Open source voice-to-text for Linux. And macOS.

OSTT is a terminal-native speech-to-text tool. Record from a hotkey, transcribe with your chosen cloud or local model, then paste the result into the focused app or route it to your clipboard, a file, stdout, an AI prompt, or any shell command.

Linux-first

Global hotkey setup for Omarchy/Hyprland, GNOME, KDE, and other Linux desktops, with macOS support too.

Paste into any focused app

Use ostt launch --paste to dictate into editors, browsers, chats, issue trackers, AI apps, and terminals. OSTT closes the popup, waits for focus to return, then sends the configured paste shortcut.

Cloud or local models

Use OpenAI, Deepgram, Groq, DeepInfra, AssemblyAI, Berget, ElevenLabs, Mistral, or local Whisper-compatible models. Switch when quality, latency, price, privacy, or offline access matters.

GPU acceleration

Local models run on your GPU. Metal on macOS, CUDA on NVIDIA, Vulkan on AMD and Intel. The install script detects your hardware and picks the right build automatically.

Daemon mode

Keep a local model loaded in the background between calls. After the first load, transcription starts instantly with no model loading overhead. Install as a login service and the model is always ready.

Process with AI or bash

Run AI prompts or shell commands after transcription with ostt -p and ostt process.
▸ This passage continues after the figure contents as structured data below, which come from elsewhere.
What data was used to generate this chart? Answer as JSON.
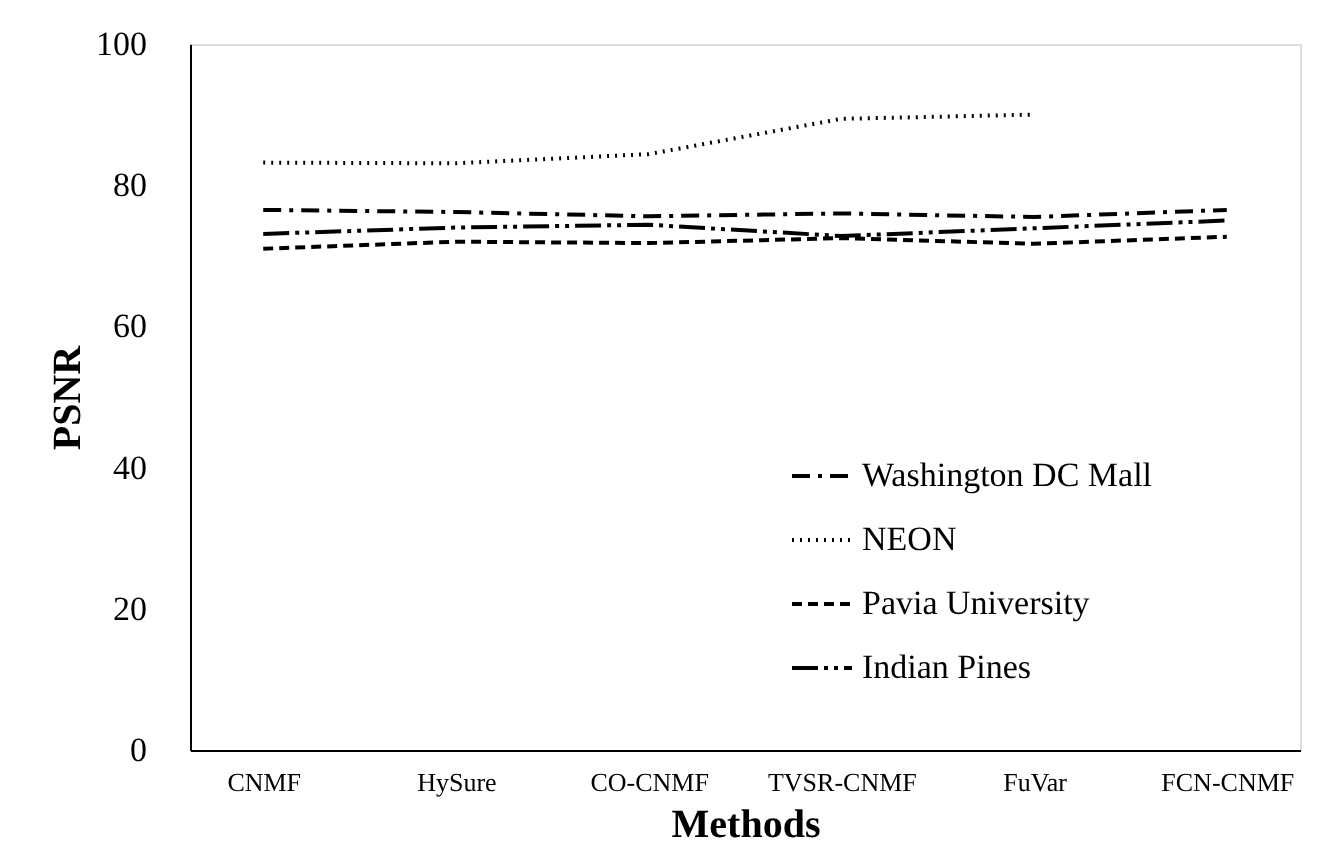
{
  "chart_data": {
    "type": "line",
    "xlabel": "Methods",
    "ylabel": "PSNR",
    "categories": [
      "CNMF",
      "HySure",
      "CO-CNMF",
      "TVSR-CNMF",
      "FuVar",
      "FCN-CNMF"
    ],
    "series": [
      {
        "name": "Washington DC Mall",
        "color": "#000000",
        "line_style": "dashed",
        "values": [
          76.5,
          76.2,
          75.6,
          76.0,
          75.5,
          76.5
        ]
      },
      {
        "name": "NEON",
        "color": "#000000",
        "line_style": "dotted",
        "values": [
          83.2,
          83.1,
          84.4,
          89.4,
          90.0,
          null
        ]
      },
      {
        "name": "Pavia University",
        "color": "#000000",
        "line_style": "dashed",
        "values": [
          71.0,
          72.0,
          71.8,
          72.5,
          71.7,
          72.7
        ]
      },
      {
        "name": "Indian Pines",
        "color": "#000000",
        "line_style": "dashed",
        "values": [
          73.1,
          74.0,
          74.4,
          72.8,
          73.9,
          75.0
        ]
      }
    ],
    "ylim": [
      0,
      100
    ],
    "yticks": [
      0,
      20,
      40,
      60,
      80,
      100
    ],
    "grid": false,
    "legend": "right",
    "marker": "none"
  }
}
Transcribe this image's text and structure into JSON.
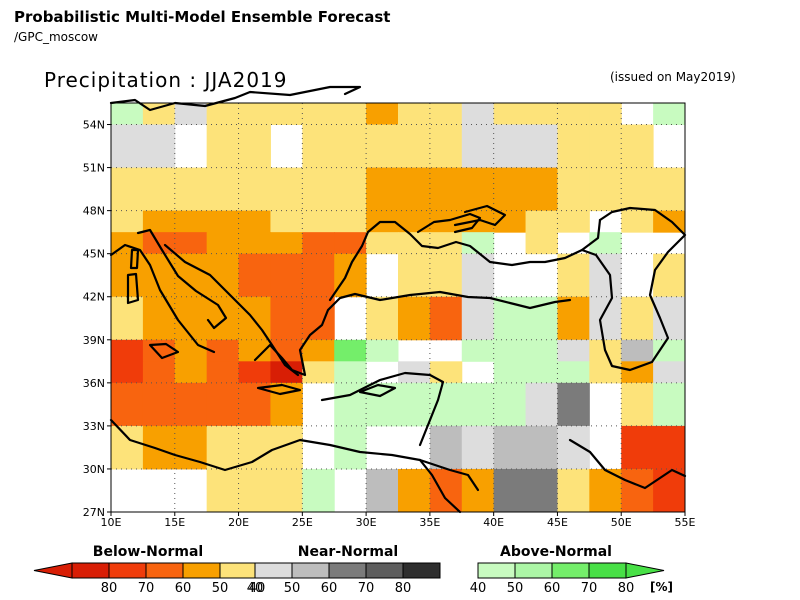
{
  "header": {
    "title": "Probabilistic Multi-Model Ensemble Forecast",
    "subtitle": "/GPC_moscow"
  },
  "plot": {
    "title": "Precipitation : JJA2019",
    "issued": "(issued on May2019)"
  },
  "colors": {
    "below": [
      "#d81e05",
      "#f03c0a",
      "#f8640f",
      "#f8a000",
      "#fde37a"
    ],
    "near": [
      "#dddddd",
      "#bdbdbd",
      "#7b7b7b",
      "#5e5e5e",
      "#2e2e2e"
    ],
    "above": [
      "#c8fbc0",
      "#acf6a6",
      "#74ee6a",
      "#48e046",
      "#29a329"
    ]
  },
  "map": {
    "lon_range": [
      10,
      55
    ],
    "lat_range": [
      27,
      55.5
    ],
    "lon_ticks": [
      "10E",
      "15E",
      "20E",
      "25E",
      "30E",
      "35E",
      "40E",
      "45E",
      "50E",
      "55E"
    ],
    "lat_ticks": [
      "27N",
      "30N",
      "33N",
      "36N",
      "39N",
      "42N",
      "45N",
      "48N",
      "51N",
      "54N"
    ],
    "grid": "dotted"
  },
  "legend": {
    "below_title": "Below-Normal",
    "near_title": "Near-Normal",
    "above_title": "Above-Normal",
    "below_ticks": [
      "80",
      "70",
      "60",
      "50",
      "40"
    ],
    "near_ticks": [
      "40",
      "50",
      "60",
      "70",
      "80"
    ],
    "above_ticks": [
      "40",
      "50",
      "60",
      "70",
      "80"
    ],
    "unit": "[%]"
  }
}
Retry without re-recording

Recordings are saved locally, so you can re-transcribe the same audio with a different provider or model.

Bind it to a hotkey

Launch OSTT from anywhere. Press your global hotkey to open the recorder, speak in any application, then stop and paste the transcription back into the app that regains focus.

Open source, no subscription

The code is public, the config is local, and the providers are the ones you choose.

Workflow

From speech to useful output.

1. RecordUse the terminal or a global hotkey popup.
2. TranscribeChoose the provider and model that fit the job.
3. ProcessOptionally run AI prompts or shell commands.
4. SendPaste into the focused app, print, copy, write to a file, or pipe onward.

Pipeline

Transcribe once. Route anywhere.

OSTT's pipeline plugs transcription into anything you already run. Dictate directly into the focused app with --paste. Process audio files from scripts and CI jobs. Wire the output to OpenCode, Claude Code, or any AI tool. Pipe through custom bash commands. The -p flag puts it all one flag away.
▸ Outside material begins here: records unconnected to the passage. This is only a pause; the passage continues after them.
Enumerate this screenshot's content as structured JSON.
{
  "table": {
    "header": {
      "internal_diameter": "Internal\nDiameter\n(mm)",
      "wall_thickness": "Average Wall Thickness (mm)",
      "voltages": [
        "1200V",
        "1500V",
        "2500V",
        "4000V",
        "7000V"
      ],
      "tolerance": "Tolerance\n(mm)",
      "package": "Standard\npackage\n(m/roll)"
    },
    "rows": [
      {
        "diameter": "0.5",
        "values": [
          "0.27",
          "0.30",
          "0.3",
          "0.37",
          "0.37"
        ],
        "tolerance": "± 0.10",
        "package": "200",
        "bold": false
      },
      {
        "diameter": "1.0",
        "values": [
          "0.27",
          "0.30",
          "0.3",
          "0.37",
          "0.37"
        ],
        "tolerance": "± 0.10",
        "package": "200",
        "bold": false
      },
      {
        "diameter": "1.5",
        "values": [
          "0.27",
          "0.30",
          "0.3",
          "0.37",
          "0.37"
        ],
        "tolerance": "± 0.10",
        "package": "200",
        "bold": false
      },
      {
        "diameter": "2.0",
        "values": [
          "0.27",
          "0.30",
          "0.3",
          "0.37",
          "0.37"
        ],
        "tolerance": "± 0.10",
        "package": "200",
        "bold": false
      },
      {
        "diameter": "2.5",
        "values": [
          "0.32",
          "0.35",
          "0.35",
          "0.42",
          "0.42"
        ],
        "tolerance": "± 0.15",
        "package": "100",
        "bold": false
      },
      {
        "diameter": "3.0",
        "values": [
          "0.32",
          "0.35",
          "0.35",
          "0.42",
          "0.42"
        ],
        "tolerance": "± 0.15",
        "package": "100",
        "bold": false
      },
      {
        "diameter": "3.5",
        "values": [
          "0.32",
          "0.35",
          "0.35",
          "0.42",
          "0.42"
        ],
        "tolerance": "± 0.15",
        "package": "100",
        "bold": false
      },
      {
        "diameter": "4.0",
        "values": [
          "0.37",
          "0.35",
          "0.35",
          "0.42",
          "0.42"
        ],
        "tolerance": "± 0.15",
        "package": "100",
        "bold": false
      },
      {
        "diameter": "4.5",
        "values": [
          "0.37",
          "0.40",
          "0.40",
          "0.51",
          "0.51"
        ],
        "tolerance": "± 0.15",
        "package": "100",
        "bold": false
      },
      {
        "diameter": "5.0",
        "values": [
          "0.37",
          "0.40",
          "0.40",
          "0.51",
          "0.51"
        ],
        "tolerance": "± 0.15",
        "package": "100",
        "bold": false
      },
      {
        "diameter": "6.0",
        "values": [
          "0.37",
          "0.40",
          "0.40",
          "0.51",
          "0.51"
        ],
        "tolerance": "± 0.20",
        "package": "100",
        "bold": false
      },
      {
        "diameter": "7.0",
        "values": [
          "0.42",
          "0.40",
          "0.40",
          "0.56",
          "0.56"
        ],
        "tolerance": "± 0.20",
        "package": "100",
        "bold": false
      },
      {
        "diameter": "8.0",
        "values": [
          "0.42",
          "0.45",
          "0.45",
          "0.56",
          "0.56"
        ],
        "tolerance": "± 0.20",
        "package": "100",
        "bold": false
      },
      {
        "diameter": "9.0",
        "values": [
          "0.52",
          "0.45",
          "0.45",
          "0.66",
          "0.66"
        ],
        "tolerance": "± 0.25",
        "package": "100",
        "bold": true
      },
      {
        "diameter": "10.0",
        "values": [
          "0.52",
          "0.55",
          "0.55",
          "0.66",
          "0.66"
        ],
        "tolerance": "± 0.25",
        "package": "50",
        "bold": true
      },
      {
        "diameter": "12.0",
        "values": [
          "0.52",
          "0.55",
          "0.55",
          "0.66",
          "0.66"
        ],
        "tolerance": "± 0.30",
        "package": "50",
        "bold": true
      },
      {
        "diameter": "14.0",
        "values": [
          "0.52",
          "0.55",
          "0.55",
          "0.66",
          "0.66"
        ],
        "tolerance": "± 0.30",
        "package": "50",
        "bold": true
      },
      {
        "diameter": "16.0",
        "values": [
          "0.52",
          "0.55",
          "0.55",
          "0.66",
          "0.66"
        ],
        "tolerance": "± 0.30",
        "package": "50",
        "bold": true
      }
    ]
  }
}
# Open popup, record, clean up, paste into focused app
ostt launch --paste -p clean

# Record and transcribe, run "clean" action, copy to clipboard
ostt -p clean -c

# Transcribe mp3, run "summary" action, write to file
ostt transcribe meeting.mp3 -p summary -o notes.md

# Process second latest recording, run "cmd" action, print to stdout
ostt process 2 cmd

File transcription in CI

Transcribe audio files from scripts, cron jobs, or CI pipelines without a microphone. Process meeting recordings, voicemails, or dictation files with the same provider choice and processing pipeline as live recording.

Agent-ready transcription

Use OSTT with OpenCode, Claude Code, Gemini CLI, Codex CLI, OpenClaw, Hermes, or other agentic harnesses when their built-in voice tools are too limited. Configure providers, models, prompts, and shell actions once, then route flexible transcription into the agents you already use.

Terminal-native automation

Pipe transcription through jq, sed, awk, or any CLI tool. Chain recording, processing, and output into a single shell pipeline. Alias your most common workflow and run it from a hotkey.